Poster de Santana para Pendurar nas Juntas Espanta e Indigna Vários Autarcas
Por ANA HENRIQUES
Quarta-feira, 26 de Janeiro de 2005
A recente chegada a muitas juntas de freguesia de todo o país de um retrato oficial do primeiro-ministro demissionário Santana Lopes está a espantar e a indignar vários autarcas país fora.
A maioria dos presidentes de junta contactados pelo PÚBLICO garante que não o vai pendurar na parede, autarcas do PSD incluídos. As razões apresentadas são várias. Em vários casos o poster chegou já depois de o Presidente da República ter dissolvido o Parlamento, razão pela qual o consideram extemporâneo. Por outro lado, há quem pense que o gesto cheira a "tempos da outra senhora". É o caso dos presidentes da junta socialista de Veracruz, Aveiro. e das juntas comunistas de Salvador, em Beja, e de Alcântara, em Lisboa. Este último, José Godinho, diz que deitou a imagem de Santana no lixo. "Isto é uma vergonha, é absolutamente ridículo! Nos tempos do Guterres recebi uma fotografia dele, depois uma do 'cherne' e agora este!". O seu colega socialista Fernando Saraiva, de Benfica, pensou em devolver a prenda à procedência, mas depois assaltou-o uma dúvida: "E se aproveitam aquilo para a campanha eleitoral?".

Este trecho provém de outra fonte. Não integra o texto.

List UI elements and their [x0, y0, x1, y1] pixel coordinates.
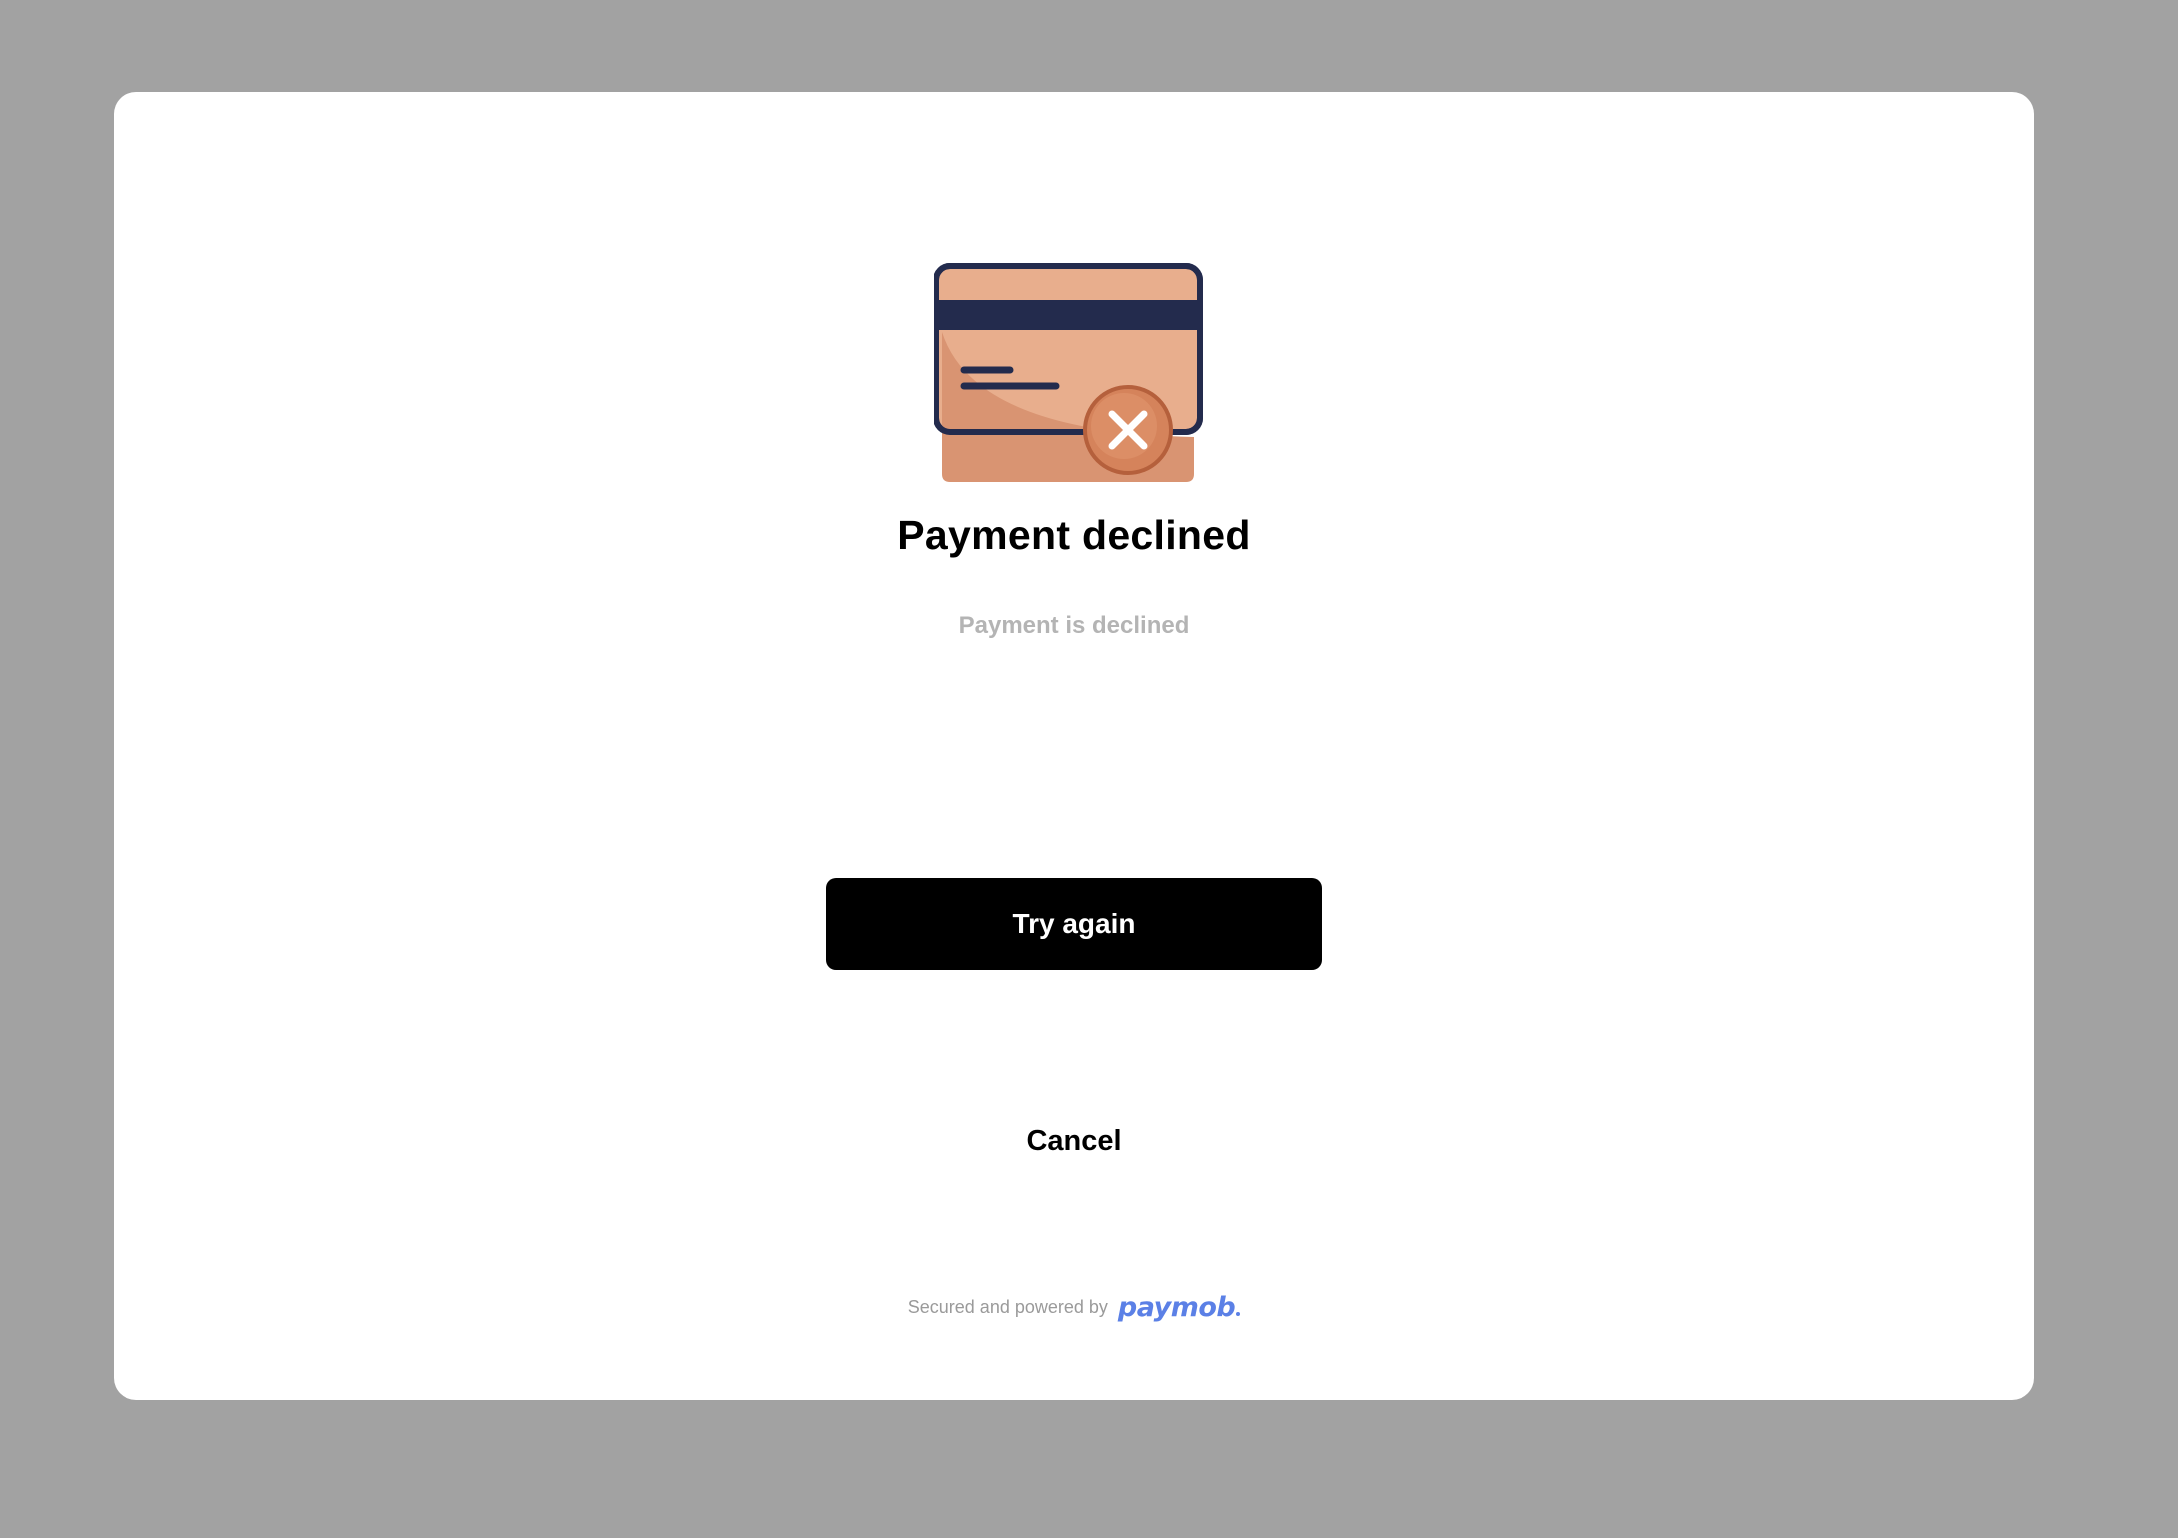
payment-result-dialog: Payment declined Payment is declined Try… — [114, 92, 2034, 1400]
declined-credit-card-icon — [934, 262, 1304, 502]
powered-by-footer: Secured and powered by paymob — [114, 1292, 2034, 1323]
brand-dot — [1236, 1312, 1241, 1316]
page-title: Payment declined — [897, 512, 1251, 558]
status-message: Payment is declined — [958, 612, 1190, 639]
close-icon — [1083, 385, 1173, 475]
try-again-button[interactable]: Try again — [826, 878, 1322, 970]
paymob-logo: paymob — [1117, 1292, 1241, 1323]
footer-text: Secured and powered by — [907, 1297, 1108, 1317]
brand-name: paymob — [1117, 1292, 1236, 1323]
cancel-button[interactable]: Cancel — [974, 1116, 1174, 1166]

Terão sido produzidos mais de quatro mil posters de Santana, tantos quantas as juntas de freguesia do país, aos quais há que adicionar os 200 distribuídos pelas representações diplomáticas portuguesas. O porta-voz de Santana Lopes, João Paulo Velez, assegura que a foto foi feita ainda em Novembro, quando ninguém previa a dissolução da Assembleia da República. O "arrastar do processo logístico" explica, nas suas palavras, a razão pela qual ainda há juntas a receber o poster a menos de um mês das eleições. "Não fazia sentido ele chegar a umas juntas e não a outras", acrescenta.
Até os autarcas sociais-democratas mostram relutância em pendurar na parede o retrato do seu líder. O independente eleito nas listas do PSD que preside a Querença, em Loulé, põe as coisas nos seguintes termos: "Tínhamos de fazer uma moldura bonita para o rapaz e quando ela ficasse pronta já ele não era primeiro-ministro. ". O social-democrata que encabeça Rebordãos, em Bragança, tem ainda menos papas na língua: "A foto foi para o arquivo, como as dos outros. Eles se quiserem mostrar-se que venham cá".
"O arquivo" é, aliás, o destino que muitos autarcas dizem ter dado ao poster, cuja menção provoca risota em várias juntas. "Já cá temos a do Guterres, daqui a uns anos abrimos um museu!", ironiza o autarca de Salvador. "Trata-se de uma recordação da passagem do dr. Santana Lopes pelo Governo", assinala uma funcionária da Junta da Trafaria, entre gargalhadas.
O socialista de Veracruz mostra-se sobretudo indignado: "É uma 'sem-vergonhice' mandarem-nos o retrato nesta altura! É fazer campanha eleitoral com dinheiros do erário público", critica "Não sei se um governo de gestão tem legitimidade para fazer isto", corrobora a sua correligionária de Miragaia Ana Pereira. "Devia haver algum decoro nestas coisas". Fernando Saraiva faz as contas de cabeça: "É uma fotografia enorme, deve ter custado uma fortuna num país que está de tanga. Não sei o que hei-de fazer àquilo".
Ana Sara Brito, outra socialista que trabalhou 37 anos na Função Pública, preside a uma das freguesias do Bairro Alto, em Lisboa, e expressa uma opinião comum a autarcas de vários partidos: retratos nas juntas só mesmo o do PR. "É essa a regra na Função Pública", sublinha, para acrescentar: "E propaganda com dinheiro dos nossos impostos, isso é que não!".
Manuel Martins, eleito pelo PP em Ribeira de Fráguas, Albergaria-a-Velha, foi o único autarca contactado pelo PÚBLICO que disse ter o poster afixado. Mas ri-se quando se lhe fala no assunto e conclui que foi "caricato" o "timing" do Governo para enviar a foto oficial do agora candidato ao cargo de primeiro-ministro.
Mordaz, o comunista que está à frente de Marvila, em Lisboa, explica em que condições admitirá afixar o retrato do primeiro-ministro: "Quando a junta de freguesia tiver instalações condignas para ele".